I was surprised by how prolific it was given its stature, and also surprised that the robins that have been nesting in our courtyard did not pay any attention to it. Now, the cherries from the cherry tree earlier in the summer were a different story, but we managed to share and kept the peace.
Being a great fan of http://www.eatyourbooks.com, which allows me to check recipes from the books my “shelf” shares with the eat-your-books people, I can access thousands of recipes using a large variety of keywords, types of cuisine, ethnicity (If you haven’t already checked them out, please do….you will be thrilled!). Thus, I located a number of plum recipes and began cooking in earnest (well, actually in my kitchen): Plum Crumble, Plum Bread, Plum Liqueur and Plum Slivovitz, which I had ample samplings of during my sojourn in Bosnia-Herzegovina, while working for the War Crimes Tribunal in 1996. After all of this, I still had plums and visions of them dancing in my head (although it is a long way until Christmas) and I located a great recipe online for “Plum Barbecue Sauce”. Who would have thought!

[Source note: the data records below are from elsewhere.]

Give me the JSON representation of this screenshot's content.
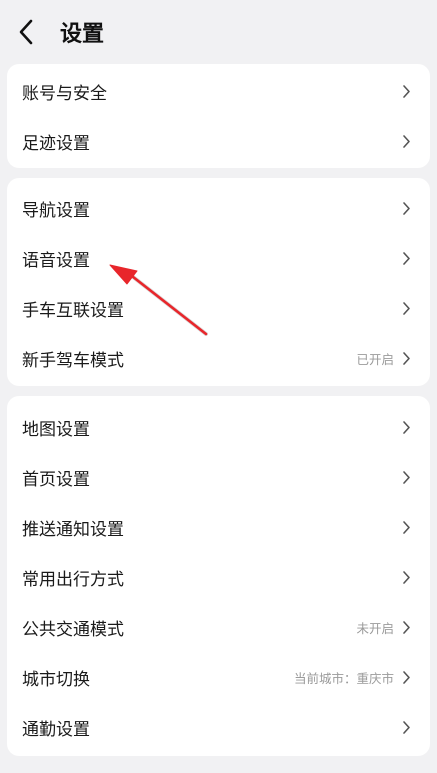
{
  "header": {
    "title": "设置"
  },
  "groups": [
    {
      "items": [
        {
          "label": "账号与安全"
        },
        {
          "label": "足迹设置"
        }
      ]
    },
    {
      "items": [
        {
          "label": "导航设置"
        },
        {
          "label": "语音设置"
        },
        {
          "label": "手车互联设置"
        },
        {
          "label": "新手驾车模式",
          "value": "已开启"
        }
      ]
    },
    {
      "items": [
        {
          "label": "地图设置"
        },
        {
          "label": "首页设置"
        },
        {
          "label": "推送通知设置"
        },
        {
          "label": "常用出行方式"
        },
        {
          "label": "公共交通模式",
          "value": "未开启"
        },
        {
          "label": "城市切换",
          "value": "当前城市：重庆市"
        },
        {
          "label": "通勤设置"
        }
      ]
    }
  ],
  "colors": {
    "background": "#f1f1f3",
    "card": "#ffffff",
    "annotation_arrow": "#e8262b",
    "secondary_text": "#9a9a9a"
  },
  "icons": {
    "back": "chevron-left-icon",
    "row": "chevron-right-icon"
  }
}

The recipe, from Stephanie Rosenbaum Klassen, on “Bay Area Bites” (KQED Food), is titled “What to do with too many plums, Part 1: Plum Barbecue Sauce”. The recipe, although not complicated, is a little lengthy, so just click on the link below to take you to the directions and enjoy all of those plums!
Here are some photos I took along the way:
After making the sauce, I tested it on some barbequed chicken and it was delicious! Naturally, being relatively sweet (and hot, which you can temper to your preference), I didn’t brush it on until the chicken was fairly well cooked, or the sugar in the sauce would have turned it charcoal black. It refrigerates well (you can probably freeze batches of it as well), and I look forward to using it again soon. Now, I must check on the Plum Slivovitz!